Increased electronics content in vehicles and the rise in adoption of electric powertrains in vehicles has led to an increased interest in bi-directional DC-DC converters to manage the different power loads between 12V and 48V batteries. John Stone, Sales Director at power conversion specialist, Relec Electronics, explains why we need bi-directional DC-DC converters.

Bi-directional DC-DC converters are ideal for both industrial and automotive applications. This article discusses the changing landscape of automotive design and the role of DC-DC converters, and bi-directional models in particular. It considers the contribution they make to energy-efficient, long range hybrid electric vehicles as well as efficiently manage the vehicle’s internal communication bus for infotainment and comfort settings as well as transmission systems.

Since the early 2000s, with the addition of the in-vehicle navigation systems, the electronics content in vehicles has steadily growing.

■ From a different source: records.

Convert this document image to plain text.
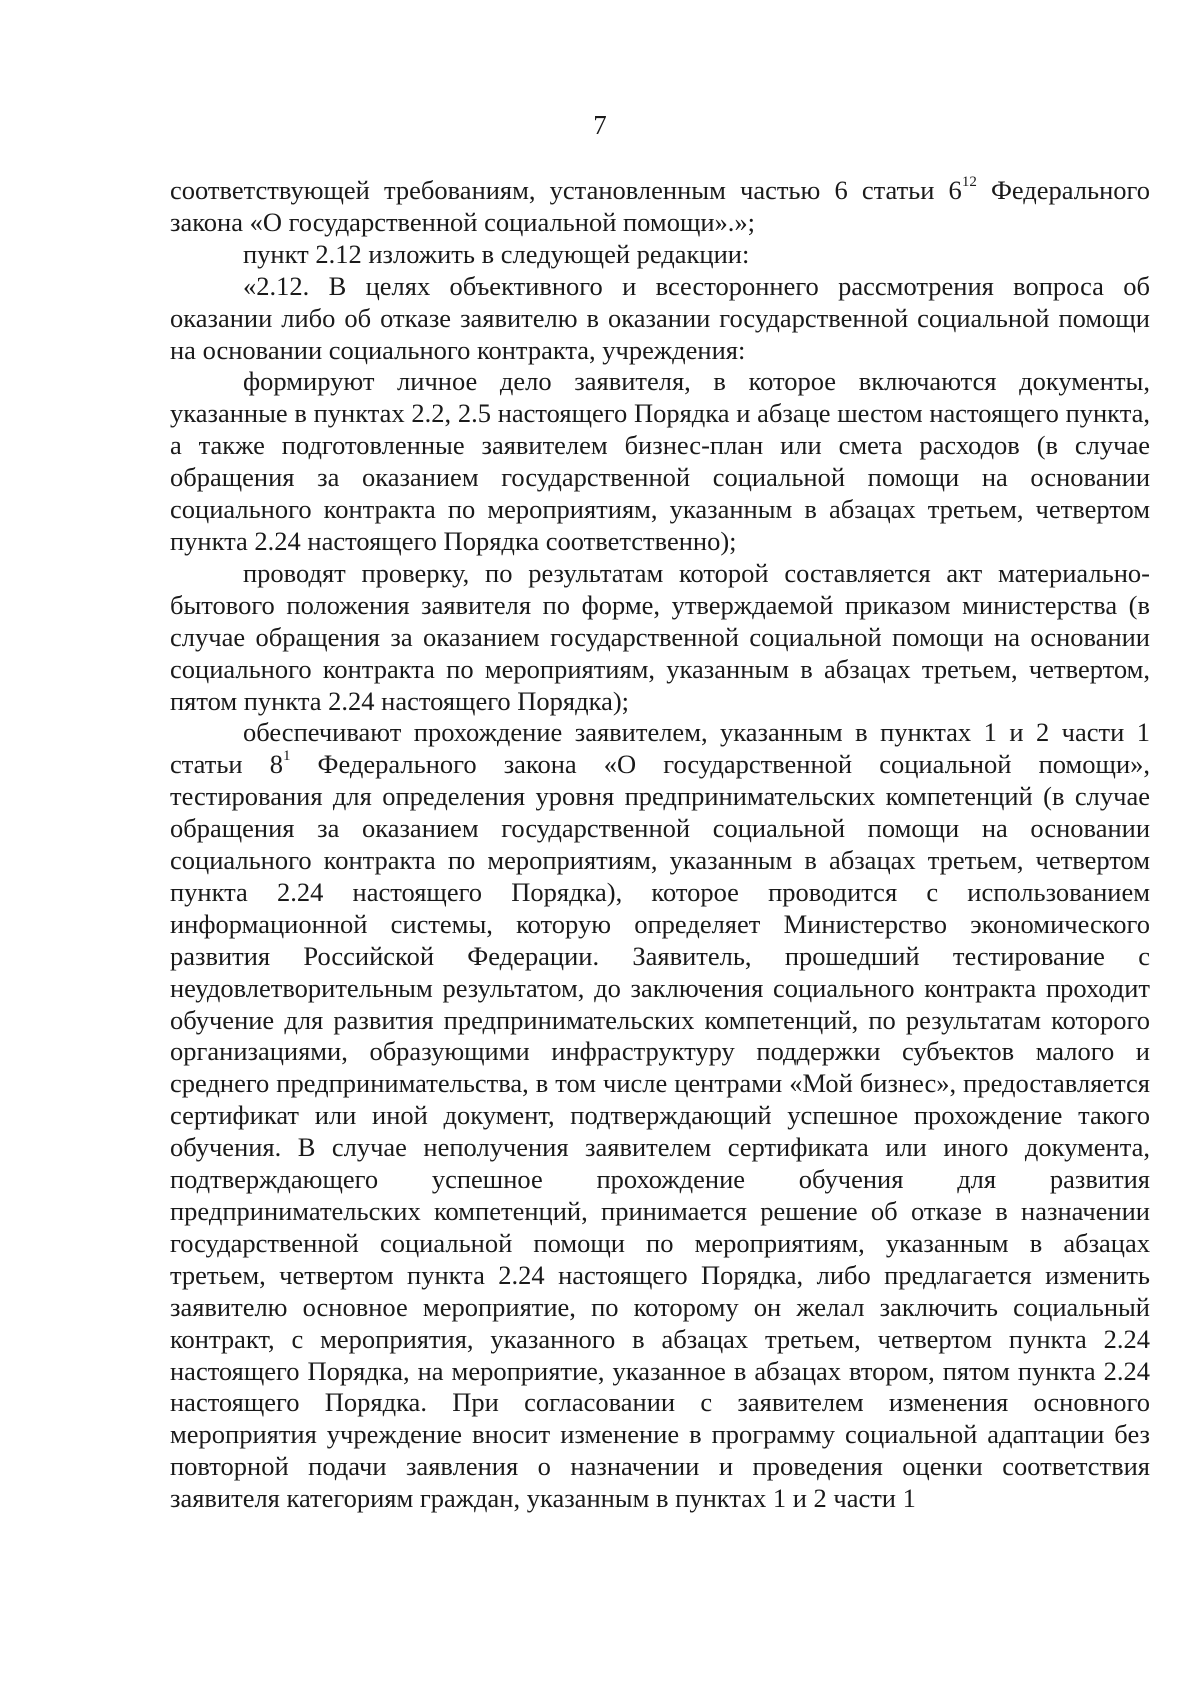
7

соответствующей требованиям, установленным частью 6 статьи $6^{12}$ Федерального закона «О государственной социальной помощи».»;

пункт 2.12 изложить в следующей редакции:

«2.12. В целях объективного и всестороннего рассмотрения вопроса об оказании либо об отказе заявителю в оказании государственной социальной помощи на основании социального контракта, учреждения:

формируют личное дело заявителя, в которое включаются документы, указанные в пунктах 2.2, 2.5 настоящего Порядка и абзаце шестом настоящего пункта, а также подготовленные заявителем бизнес-план или смета расходов (в случае обращения за оказанием государственной социальной помощи на основании социального контракта по мероприятиям, указанным в абзацах третьем, четвертом пункта 2.24 настоящего Порядка соответственно);

проводят проверку, по результатам которой составляется акт материально-бытового положения заявителя по форме, утверждаемой приказом министерства (в случае обращения за оказанием государственной социальной помощи на основании социального контракта по мероприятиям, указанным в абзацах третьем, четвертом, пятом пункта 2.24 настоящего Порядка);

обеспечивают прохождение заявителем, указанным в пунктах 1 и 2 части 1 статьи $8^1$ Федерального закона «О государственной социальной помощи», тестирования для определения уровня предпринимательских компетенций (в случае обращения за оказанием государственной социальной помощи на основании социального контракта по мероприятиям, указанным в абзацах третьем, четвертом пункта 2.24 настоящего Порядка), которое проводится с использованием информационной системы, которую определяет Министерство экономического развития Российской Федерации. Заявитель, прошедший тестирование с неудовлетворительным результатом, до заключения социального контракта проходит обучение для развития предпринимательских компетенций, по результатам которого организациями, образующими инфраструктуру поддержки субъектов малого и среднего предпринимательства, в том числе центрами «Мой бизнес», предоставляется сертификат или иной документ, подтверждающий успешное прохождение такого обучения. В случае неполучения заявителем сертификата или иного документа, подтверждающего успешное прохождение обучения для развития предпринимательских компетенций, принимается решение об отказе в назначении государственной социальной помощи по мероприятиям, указанным в абзацах третьем, четвертом пункта 2.24 настоящего Порядка, либо предлагается изменить заявителю основное мероприятие, по которому он желал заключить социальный контракт, с мероприятия, указанного в абзацах третьем, четвертом пункта 2.24 настоящего Порядка, на мероприятие, указанное в абзацах втором, пятом пункта 2.24 настоящего Порядка. При согласовании с заявителем изменения основного мероприятия учреждение вносит изменение в программу социальной адаптации без повторной подачи заявления о назначении и проведения оценки соответствия заявителя категориям граждан, указанным в пунктах 1 и 2 части 1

Increasingly sophisticated audio systems, infotainment and onboard computer systems mean that vehicles consume more power than earlier models. It is therefore economically feasible to store the energy required for today’s driving experience, in 48V batteries and for it to be converted to 12Vdc as and when required.

It may sound counter-intuitive to add another power system to a vehicle, where space is at a premium and the weight of a car affects performance, yet adding a 48V system to an existing 12V automotive electrical system does not require a total redesign

Driving demand

Increased electrification of vehicles is also driving demand for 48V systems. A Lithium-ion battery is more efficient and can last up to 10 times longer than a lead-acid battery. They also significantly increase the driving range of a vehicle, with a Lithium-ion batteries typically having capacity of 150 to 250 Wh/kg, compared with 30 to 70 Wh/kg for a lead-acid battery. They are also able to handle more charge cycles than lead-acid batteries, allowing more cycles per unit and are capable of fast charging, up to 100% in 30 minutes. Lithium-ion batteries also weigh up to 75% less than their lead-acid counterparts and can be stored in any position, making integration more flexible.

The combination of the benefits of Lithium-ion batteries and SELV requirements found in bi-directional DC-DC converters has led to them being specified more frequently. They are now becoming mainstream in 48Vdc electrical systems which need larger energy storage and faster charging times.

Charge times of the Li-ion batteries are also much shorter than those of lead-acid batteries. As a result, adding 48V battery banks to an existing 12V system for energy storage is now feasible and cost-effective.

Mild hybrid electric vehicles

Mild hybrid electric vehicle (MHEV) architectures use the internal combustion engine (ICE) with a 48V electric system, or powertrain, to augment the engine and components in converting the engine’s power into movement. MHEVs use an electric motor to support the ICE during acceleration and when the vehicle is cruising.

The 48V battery serves the vehicle’s active chassis, electric steering, air conditioning system, engine cooling, heated windscreen, the positive temperature co-efficient (PTC) heater – which provides a heat source in the absence of engine exhaust heat – and turbo charging.

A bi-directional DC-DC converter, sits between the 12V and 48V batteries. It is a key component in the operation of mild hybrid systems. 48Vdc electrical systems require large energy storage capacity and fast charge times. The converter charges the 48V battery pack while the car is driving. The alternator on the ICE supplies 12Vdc to the converter, which in turn converts the 12V to 48V and charges the 48V battery pack.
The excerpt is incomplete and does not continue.